Paso por tu ventana y me
encuentro con el ángulo tímido de tu cortina, siempre intacta, mirándome con
tristeza: adentro una inmaculada oscuridad que todavía late amarga. Afuera,
desde enfrente, yo: mirando cómo ya no estás para mirarme. Para gritarme un
saludo. Para sonreírme sin sonreír. Cuatro marcos rodean vacío el recuerdo de
tu sombra: allí sigue vivo tu silencio, los secretos que me confiaste, las
cosas que nunca me dijiste, las meriendas que tantas veces compartimos y el
ardor suculento de una adolescencia que nos separó demasiado pronto. De
repente, una luz se enciende: mi corazón se acelera y me entusiasma la idea de
que corras la cortina y me encuentres buscándote desde la soledad de la calle.
Uno, dos, siete y al final quince segundos: la luz se apaga y vuelve la
oscuridad. Tan oscura como siempre. Más oscura que nunca. Me pregunto si allí
seguirán tu cama, tu escritorio, tus dibujos y tu ropa. ¿Tu olor? ¿Tu tos? ¿Tu
picazón? Quizás todavía sigue allí el libro que te presté: quizás todavía lo
sigas leyendo. Quizás todavía estén sobre tu mesita las cuadernolas de
literatura y también las de matemática. Un par de chicles de Bob Esponja que
sobraron de un cumpleaños del que ya no nos acordamos. Una ventana: te sigo
buscando. Que el vidrio se empañe.
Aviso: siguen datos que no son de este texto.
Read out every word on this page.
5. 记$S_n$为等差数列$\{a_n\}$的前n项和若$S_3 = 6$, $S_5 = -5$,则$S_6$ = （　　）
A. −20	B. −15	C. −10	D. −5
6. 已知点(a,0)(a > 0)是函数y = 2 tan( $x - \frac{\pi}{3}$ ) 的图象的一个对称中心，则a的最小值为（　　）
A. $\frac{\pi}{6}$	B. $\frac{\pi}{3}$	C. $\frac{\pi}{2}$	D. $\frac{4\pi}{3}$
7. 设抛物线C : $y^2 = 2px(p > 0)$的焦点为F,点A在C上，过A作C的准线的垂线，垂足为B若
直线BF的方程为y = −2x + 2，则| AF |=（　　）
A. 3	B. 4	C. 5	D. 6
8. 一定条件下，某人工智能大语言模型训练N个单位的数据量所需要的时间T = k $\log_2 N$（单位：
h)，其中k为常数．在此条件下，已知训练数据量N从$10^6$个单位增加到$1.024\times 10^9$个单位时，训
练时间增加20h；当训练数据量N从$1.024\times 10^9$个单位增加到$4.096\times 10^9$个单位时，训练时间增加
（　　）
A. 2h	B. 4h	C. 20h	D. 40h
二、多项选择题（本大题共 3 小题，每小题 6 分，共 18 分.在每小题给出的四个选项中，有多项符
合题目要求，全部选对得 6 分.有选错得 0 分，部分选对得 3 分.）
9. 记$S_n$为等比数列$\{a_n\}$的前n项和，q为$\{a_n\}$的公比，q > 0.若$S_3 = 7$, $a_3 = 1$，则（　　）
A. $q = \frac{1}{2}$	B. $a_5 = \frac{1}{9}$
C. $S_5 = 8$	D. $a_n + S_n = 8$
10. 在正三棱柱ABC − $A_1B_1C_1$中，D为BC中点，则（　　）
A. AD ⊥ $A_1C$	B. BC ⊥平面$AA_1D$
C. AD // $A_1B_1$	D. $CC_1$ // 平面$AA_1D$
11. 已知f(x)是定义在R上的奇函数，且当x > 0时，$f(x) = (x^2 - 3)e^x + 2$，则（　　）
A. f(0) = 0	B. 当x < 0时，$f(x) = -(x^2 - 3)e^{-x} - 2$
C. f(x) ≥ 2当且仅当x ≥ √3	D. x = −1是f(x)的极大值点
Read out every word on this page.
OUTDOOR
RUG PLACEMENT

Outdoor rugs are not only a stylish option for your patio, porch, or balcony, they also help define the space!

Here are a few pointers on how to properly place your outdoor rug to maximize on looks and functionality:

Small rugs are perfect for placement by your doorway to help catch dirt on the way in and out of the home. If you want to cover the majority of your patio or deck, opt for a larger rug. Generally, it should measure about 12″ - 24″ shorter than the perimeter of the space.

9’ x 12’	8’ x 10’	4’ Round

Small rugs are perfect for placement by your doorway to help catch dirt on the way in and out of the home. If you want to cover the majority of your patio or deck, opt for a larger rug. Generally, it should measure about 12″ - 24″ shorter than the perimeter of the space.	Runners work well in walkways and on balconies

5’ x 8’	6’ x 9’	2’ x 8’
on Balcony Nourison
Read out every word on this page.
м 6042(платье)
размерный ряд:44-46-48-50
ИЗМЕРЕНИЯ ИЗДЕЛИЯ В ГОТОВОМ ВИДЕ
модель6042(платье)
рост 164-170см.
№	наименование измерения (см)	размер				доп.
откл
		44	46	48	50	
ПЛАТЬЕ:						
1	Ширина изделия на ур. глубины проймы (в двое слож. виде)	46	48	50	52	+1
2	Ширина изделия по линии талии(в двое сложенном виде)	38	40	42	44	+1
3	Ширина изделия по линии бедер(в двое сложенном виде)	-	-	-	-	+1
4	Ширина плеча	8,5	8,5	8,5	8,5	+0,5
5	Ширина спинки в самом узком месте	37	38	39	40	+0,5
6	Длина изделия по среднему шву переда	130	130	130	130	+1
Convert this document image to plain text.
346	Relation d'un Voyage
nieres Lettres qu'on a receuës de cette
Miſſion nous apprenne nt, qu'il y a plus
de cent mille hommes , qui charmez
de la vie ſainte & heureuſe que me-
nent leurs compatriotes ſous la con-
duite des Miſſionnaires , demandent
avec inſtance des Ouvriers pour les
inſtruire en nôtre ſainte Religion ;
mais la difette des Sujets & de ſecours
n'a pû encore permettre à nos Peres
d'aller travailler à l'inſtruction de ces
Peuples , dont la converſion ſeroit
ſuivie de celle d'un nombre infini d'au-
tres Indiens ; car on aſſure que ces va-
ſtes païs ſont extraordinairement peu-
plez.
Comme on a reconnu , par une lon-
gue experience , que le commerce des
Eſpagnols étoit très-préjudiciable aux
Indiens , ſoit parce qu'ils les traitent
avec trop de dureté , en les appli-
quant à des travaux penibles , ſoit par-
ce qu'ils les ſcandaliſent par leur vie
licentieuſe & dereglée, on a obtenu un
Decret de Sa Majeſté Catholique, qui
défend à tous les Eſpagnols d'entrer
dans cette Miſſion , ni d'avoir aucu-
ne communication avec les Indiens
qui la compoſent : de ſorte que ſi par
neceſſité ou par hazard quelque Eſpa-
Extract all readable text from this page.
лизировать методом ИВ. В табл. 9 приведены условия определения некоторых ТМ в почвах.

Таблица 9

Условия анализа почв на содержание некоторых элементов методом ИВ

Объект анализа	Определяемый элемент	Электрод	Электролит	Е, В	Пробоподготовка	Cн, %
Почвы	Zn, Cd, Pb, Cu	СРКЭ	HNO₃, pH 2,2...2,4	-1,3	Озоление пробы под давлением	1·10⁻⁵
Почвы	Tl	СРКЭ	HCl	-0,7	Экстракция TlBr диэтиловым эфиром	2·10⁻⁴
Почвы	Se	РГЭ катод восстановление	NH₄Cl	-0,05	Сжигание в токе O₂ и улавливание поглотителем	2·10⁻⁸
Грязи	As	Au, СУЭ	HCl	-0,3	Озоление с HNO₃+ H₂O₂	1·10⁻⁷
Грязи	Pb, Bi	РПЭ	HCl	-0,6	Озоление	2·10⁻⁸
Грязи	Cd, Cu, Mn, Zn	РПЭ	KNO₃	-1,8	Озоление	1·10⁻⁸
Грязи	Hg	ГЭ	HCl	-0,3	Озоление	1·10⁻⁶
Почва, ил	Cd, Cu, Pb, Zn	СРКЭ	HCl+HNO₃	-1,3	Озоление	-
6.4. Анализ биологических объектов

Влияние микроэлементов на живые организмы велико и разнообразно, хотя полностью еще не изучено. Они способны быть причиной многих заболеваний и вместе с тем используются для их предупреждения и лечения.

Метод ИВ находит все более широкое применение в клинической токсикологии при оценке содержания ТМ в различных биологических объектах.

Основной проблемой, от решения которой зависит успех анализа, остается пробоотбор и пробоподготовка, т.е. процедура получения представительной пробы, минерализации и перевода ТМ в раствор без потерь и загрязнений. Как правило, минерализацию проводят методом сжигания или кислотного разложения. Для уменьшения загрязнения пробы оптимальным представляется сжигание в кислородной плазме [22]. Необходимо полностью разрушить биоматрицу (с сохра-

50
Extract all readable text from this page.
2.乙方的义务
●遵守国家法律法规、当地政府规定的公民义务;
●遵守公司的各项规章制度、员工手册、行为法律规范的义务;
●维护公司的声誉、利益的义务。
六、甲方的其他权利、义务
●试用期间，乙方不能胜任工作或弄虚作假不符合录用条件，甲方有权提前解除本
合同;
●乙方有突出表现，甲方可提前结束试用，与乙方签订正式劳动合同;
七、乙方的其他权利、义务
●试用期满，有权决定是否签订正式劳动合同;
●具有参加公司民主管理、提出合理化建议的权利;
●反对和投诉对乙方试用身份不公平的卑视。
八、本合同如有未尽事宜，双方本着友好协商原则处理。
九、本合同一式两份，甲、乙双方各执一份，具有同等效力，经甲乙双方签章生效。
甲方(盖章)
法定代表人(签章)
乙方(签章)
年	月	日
Que la cortina se mueva un milímetro. Que la
luz se encienda viva durante toda la madrugada. Que el tiempo vuelva atrás y la
cortina se abra, la noche se detenga y el invierno nos encuentre entre pocas
palabras y muchas sonrisas, hundidos entre nuestros planes de conquista: que
ella todavía no sea tu novia, que sigamos pensando cómo podés hablarle, a dónde
pueden salir por primera vez, qué sabor tendrá su segundo beso, quién podría
comprarles un paquete de condones. Un ómnibus que pasa me devuelve a la lejanía
de no encontrarte: yo estoy acá, pero vos no estás allá. Una ventana vacía. Una
calle triste. Un recuerdo quieto. Sigo caminando.